Aku mengerutkan kening. "Lalu ... solusinya?"
Hening. Tidak ada yang menjawab. Hanya suara isak tangis Kak Binar yang memecah keheningan.
Lalu, Kak Binar melepaskan pelukannya dari Mas Danu. Ia menyeka air matanya, dan dengan sisa-sisa kekuatan yang dimilikinya, ia menatap lurus ke mataku. Tatapan itu campuran antara keputusasaan, permohonan, dan sesuatu yang tak bisa ku baca.
"Ada satu solusi, Rin," ucapnya dengan suara serak. "Satu-satunya solusi yang bisa membuat semua impian kami terwujud. Solusi yang bisa memberikan Mas Danu seorang anak, dan memberikan aku kesempatan untuk menjadi seorang ibu."
Perasaanku semakin tidak enak. Jantungku mulai berdebar kencang, memukul-mukul rusukku seperti genderang perang.

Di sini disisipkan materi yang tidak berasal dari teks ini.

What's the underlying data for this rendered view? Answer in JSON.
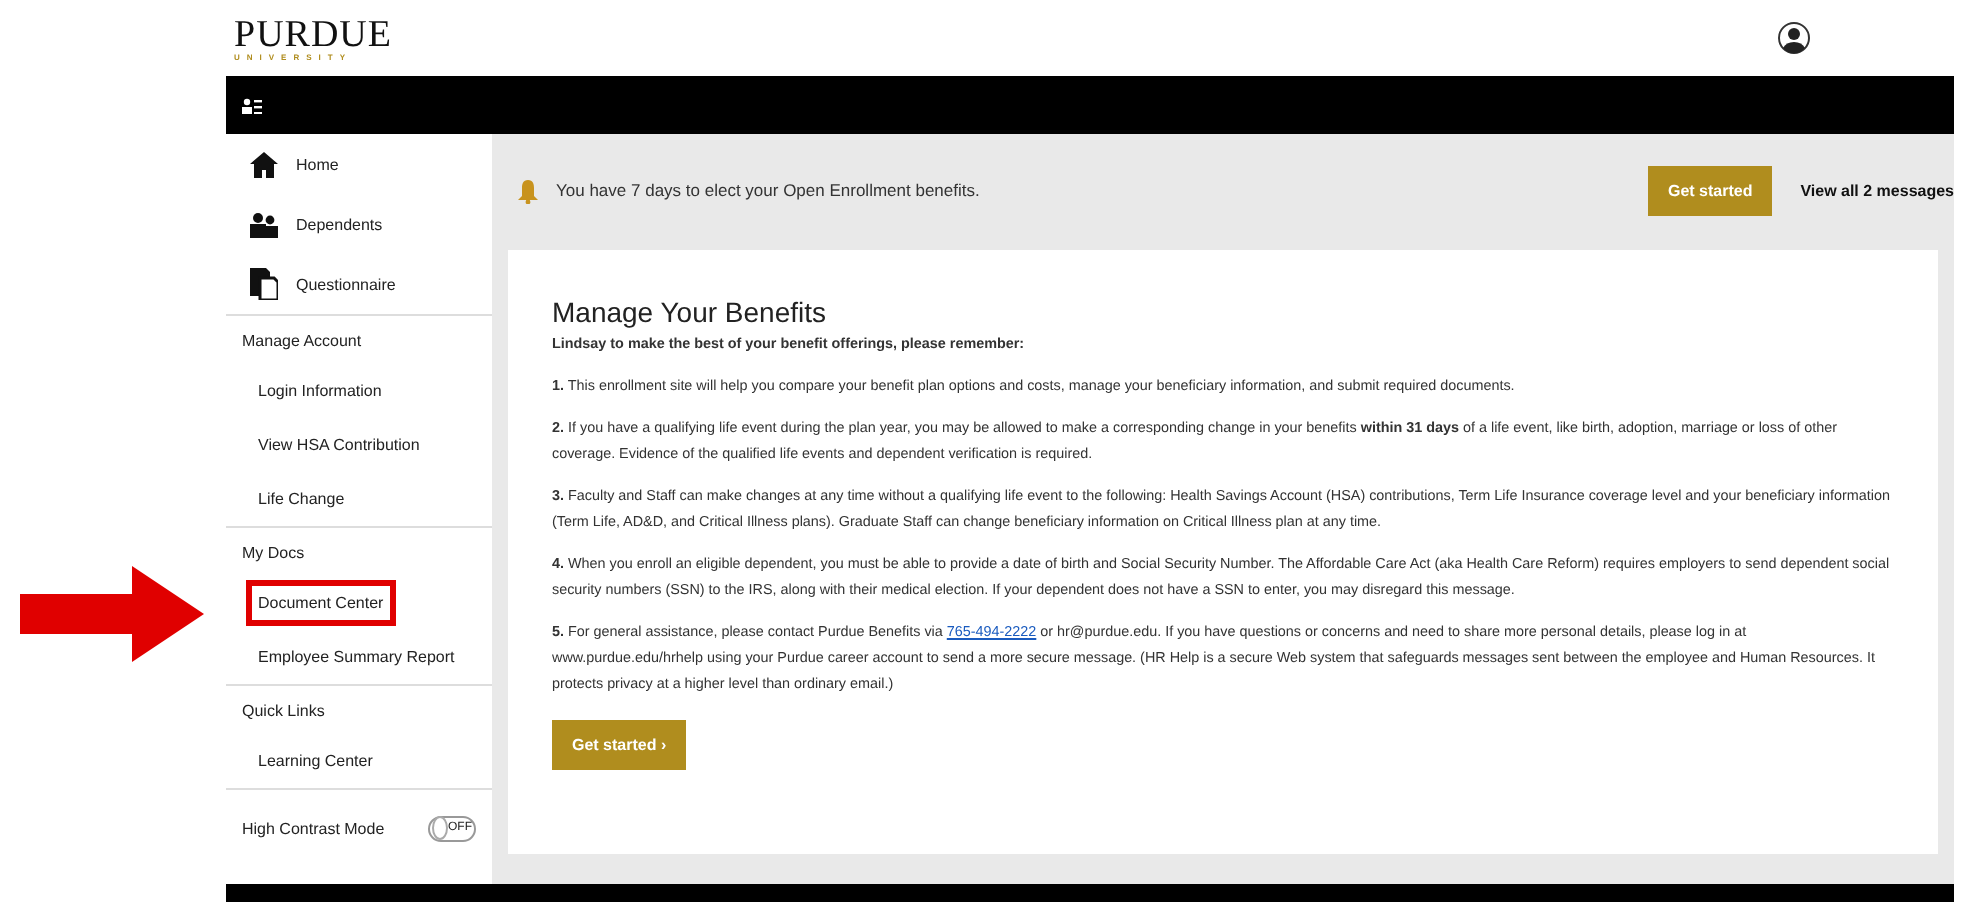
{
  "header": {
    "logo": "PURDUE",
    "logo_sub": "UNIVERSITY"
  },
  "sidebar": {
    "items": [
      {
        "kind": "icon",
        "label": "Home"
      },
      {
        "kind": "icon",
        "label": "Dependents"
      },
      {
        "kind": "icon",
        "label": "Questionnaire"
      },
      {
        "kind": "heading",
        "label": "Manage Account"
      },
      {
        "kind": "link",
        "label": "Login Information",
        "highlighted": false
      },
      {
        "kind": "link",
        "label": "View HSA Contribution",
        "highlighted": false
      },
      {
        "kind": "link",
        "label": "Life Change",
        "highlighted": false
      },
      {
        "kind": "heading",
        "label": "My Docs"
      },
      {
        "kind": "link",
        "label": "Document Center",
        "highlighted": true
      },
      {
        "kind": "link",
        "label": "Employee Summary Report",
        "highlighted": false
      },
      {
        "kind": "heading",
        "label": "Quick Links"
      },
      {
        "kind": "link",
        "label": "Learning Center",
        "highlighted": false
      },
      {
        "kind": "toggle",
        "label": "High Contrast Mode",
        "on": false,
        "state_label": "OFF"
      }
    ]
  },
  "notification": {
    "text": "You have 7 days to elect your Open Enrollment benefits.",
    "button": "Get started",
    "link": "View all 2 messages"
  },
  "card": {
    "title": "Manage Your Benefits",
    "intro": "Lindsay to make the best of your benefit offerings, please remember:",
    "paragraphs": [
      {
        "text": "**1.** This enrollment site will help you compare your benefit plan options and costs, manage your beneficiary information, and submit required documents."
      },
      {
        "text": "**2.** If you have a qualifying life event during the plan year, you may be allowed to make a corresponding change in your benefits **within 31 days** of a life event, like birth, adoption, marriage or loss of other coverage. Evidence of the qualified life events and dependent verification is required."
      },
      {
        "text": "**3.** Faculty and Staff can make changes at any time without a qualifying life event to the following: Health Savings Account (HSA) contributions, Term Life Insurance coverage level and your beneficiary information (Term Life, AD&D, and Critical Illness plans). Graduate Staff can change beneficiary information on Critical Illness plan at any time."
      },
      {
        "text": "**4.** When you enroll an eligible dependent, you must be able to provide a date of birth and Social Security Number. The Affordable Care Act (aka Health Care Reform) requires employers to send dependent social security numbers (SSN) to the IRS, along with their medical election. If your dependent does not have a SSN to enter, you may disregard this message."
      },
      {
        "text": "**5.** For general assistance, please contact Purdue Benefits via",
        "link": "765-494-2222",
        "after": "or hr@purdue.edu. If you have questions or concerns and need to share more personal details, please log in at www.purdue.edu/hrhelp using your Purdue career account to send a more secure message. (HR Help is a secure Web system that safeguards messages sent between the employee and Human Resources. It protects privacy at a higher level than ordinary email.)"
      }
    ],
    "button": "Get started",
    "button_caret": "›"
  }
}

"Solusi ... apa itu, Kak?"
Ibu menggenggam tanganku. Genggamannya dingin dan kencang. "Arini, kamu adalah satu-satunya harapan keluarga ini."
Aku menatap Ibu, lalu Ayah, lalu Mas Danu yang masih terdiam membisu, dan terakhir pada kakakku.
Kak Binar menarik napas dalam-dalam. Kalimat yang akan keluar dari mulutnya terasa seperti vonis mati yang sudah disiapkan sejak lama.
"Arini ... demi Kakak, demi keluarga kita ... maukah kamu ... menikah dengan Mas Danu?"
Waktu seakan membeku. Suara jangkrik di luar terdengar memekakkan telinga. Aku pasti salah dengar. Ini tidak mungkin nyata.
"A-apa?" suaraku keluar seperti desisan.
"Menjadi istri kedua Mas Danu," Ibu memperjelas, seolah aku ini anak bodoh yang tidak mengerti. "Kamu yang akan mengandung anak untuk Danu dan Binar. Anak itu akan menjadi penerus keluarga."
Aku menarik tanganku dari genggaman Ibu. Aku menatap mereka satu per satu, mencari tanda-tanda bahwa ini semua hanya lelucon yang sangat tidak lucu. Wajah Ayah yang menunduk pasrah. Wajah Ibu yang penuh harap. Wajah Mas Danu yang tersiksa tapi diam. Dan wajah Kak Binar yang memelas.
Tawa. Tawa kering dan sumbang lolos dari bibirku. Aku tertawa sampai perutku sakit.
"Ini ... ini gila," kataku di sela tawa histerisku. "Kalian semua sudah gila! Ini lelucon terburuk yang pernah aku dengar!"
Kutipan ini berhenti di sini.